Es importante señalar, y así lo ha considerado la Corte Interamericana de Derechos Humanos, que ese derecho no se satisface por el mero hecho de que algún recurso jurisdiccional esté previsto en la legislación del Estado, sino que ese recurso debe ser efectivo en orden a la protección de los derechos.

En México el acceso a la justicia se ha intentado fortalecer a través de dos vías principalmente: a) por un lado, creando un sistema de defensores de oficio que puedan cubrir las necesidades de asesoría jurídica de la población de escasos recursos; a nivel federal esta función es llevada a cabo por el “Instituto Federal de Defensoría Pública”, organismo dependiente del Poder Judicial de la Federación creado en 1998; b) por otro lado, se han creado organismos “para-judiciales” que intentan proteger sectorialmente derechos de los particulares desde el ámbito administrativo; con ese objetivo nacen instituciones como la Procuraduría Federal del Consumidor, la Procuraduría Federal de la Defensa del Trabajo, la Procuraduría Agraria, el Consejo Nacional para Prevenir la Discriminación, el Instituto Nacional de Acceso a la Información y Protección de Datos Personales, etcétera.

El derecho a la justicia supone también que su impartición sea “pronta”; esto se traduce para el Estado en la obligación de organizar el sistema de impartición de justicia de forma tal que los procesos puedan ser concluidos dentro de un espacio de tiempo que sea razonable. Es decir, la Constitución impone la obligación de impartir justicia sin que se produzca la conocida figura del “rezago judicial”, que hace a los justiciables esperar un tiempo excesivo para la solución de sus problemas. Por desgracia, el rezago ha sido por décadas (y lo sigue siendo) un signo permanente de nuestros tribunales, tanto a nivel federal como local.

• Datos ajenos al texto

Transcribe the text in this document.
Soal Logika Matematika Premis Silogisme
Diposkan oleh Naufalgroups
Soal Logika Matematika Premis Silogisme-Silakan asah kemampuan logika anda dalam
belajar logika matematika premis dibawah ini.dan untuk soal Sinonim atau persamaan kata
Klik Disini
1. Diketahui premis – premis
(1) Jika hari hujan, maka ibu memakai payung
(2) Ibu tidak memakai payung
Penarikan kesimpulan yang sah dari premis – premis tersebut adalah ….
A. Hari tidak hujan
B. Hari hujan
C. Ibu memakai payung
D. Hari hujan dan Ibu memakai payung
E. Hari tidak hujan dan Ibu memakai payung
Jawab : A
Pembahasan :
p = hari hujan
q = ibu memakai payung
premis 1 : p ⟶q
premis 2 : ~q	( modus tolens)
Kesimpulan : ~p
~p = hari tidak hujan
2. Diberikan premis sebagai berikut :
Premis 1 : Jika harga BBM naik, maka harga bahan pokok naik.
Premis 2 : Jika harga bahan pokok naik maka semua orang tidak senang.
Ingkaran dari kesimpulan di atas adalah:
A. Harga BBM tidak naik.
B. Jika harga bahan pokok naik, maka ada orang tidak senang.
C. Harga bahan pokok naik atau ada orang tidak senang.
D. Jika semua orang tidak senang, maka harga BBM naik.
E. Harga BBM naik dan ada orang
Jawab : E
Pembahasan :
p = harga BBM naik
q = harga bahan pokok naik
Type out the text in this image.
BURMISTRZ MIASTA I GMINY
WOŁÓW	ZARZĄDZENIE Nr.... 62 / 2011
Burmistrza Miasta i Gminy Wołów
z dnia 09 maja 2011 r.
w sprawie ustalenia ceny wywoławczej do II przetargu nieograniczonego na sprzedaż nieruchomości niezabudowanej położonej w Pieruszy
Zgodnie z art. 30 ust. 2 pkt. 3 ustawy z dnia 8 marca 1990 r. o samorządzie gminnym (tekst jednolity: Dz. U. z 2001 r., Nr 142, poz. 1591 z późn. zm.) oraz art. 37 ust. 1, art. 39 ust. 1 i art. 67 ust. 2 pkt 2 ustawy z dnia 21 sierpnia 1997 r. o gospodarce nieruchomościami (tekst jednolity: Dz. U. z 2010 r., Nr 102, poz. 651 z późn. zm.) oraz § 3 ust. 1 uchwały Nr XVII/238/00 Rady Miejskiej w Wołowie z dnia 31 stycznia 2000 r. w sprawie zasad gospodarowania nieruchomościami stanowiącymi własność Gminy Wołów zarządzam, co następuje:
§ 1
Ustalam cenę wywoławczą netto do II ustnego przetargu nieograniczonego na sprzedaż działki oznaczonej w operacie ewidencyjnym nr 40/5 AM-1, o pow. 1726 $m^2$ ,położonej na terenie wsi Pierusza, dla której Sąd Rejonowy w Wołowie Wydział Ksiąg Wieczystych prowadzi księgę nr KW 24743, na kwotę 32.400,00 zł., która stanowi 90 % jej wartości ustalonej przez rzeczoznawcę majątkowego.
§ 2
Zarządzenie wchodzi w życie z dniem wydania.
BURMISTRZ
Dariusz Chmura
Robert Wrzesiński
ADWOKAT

El derecho a un proceso sin dilaciones indebidas es el reflejo normativo de la conocida máxima según la cual “justicia retardada no es justicia”, es decir, que si una sentencia llega fuera de tiempo en realidad no sirve para nada. Para ser eficaz, el ejercicio de la jurisdicción debe ser tan rápido como lo permitan los derechos procesales de los justiciables.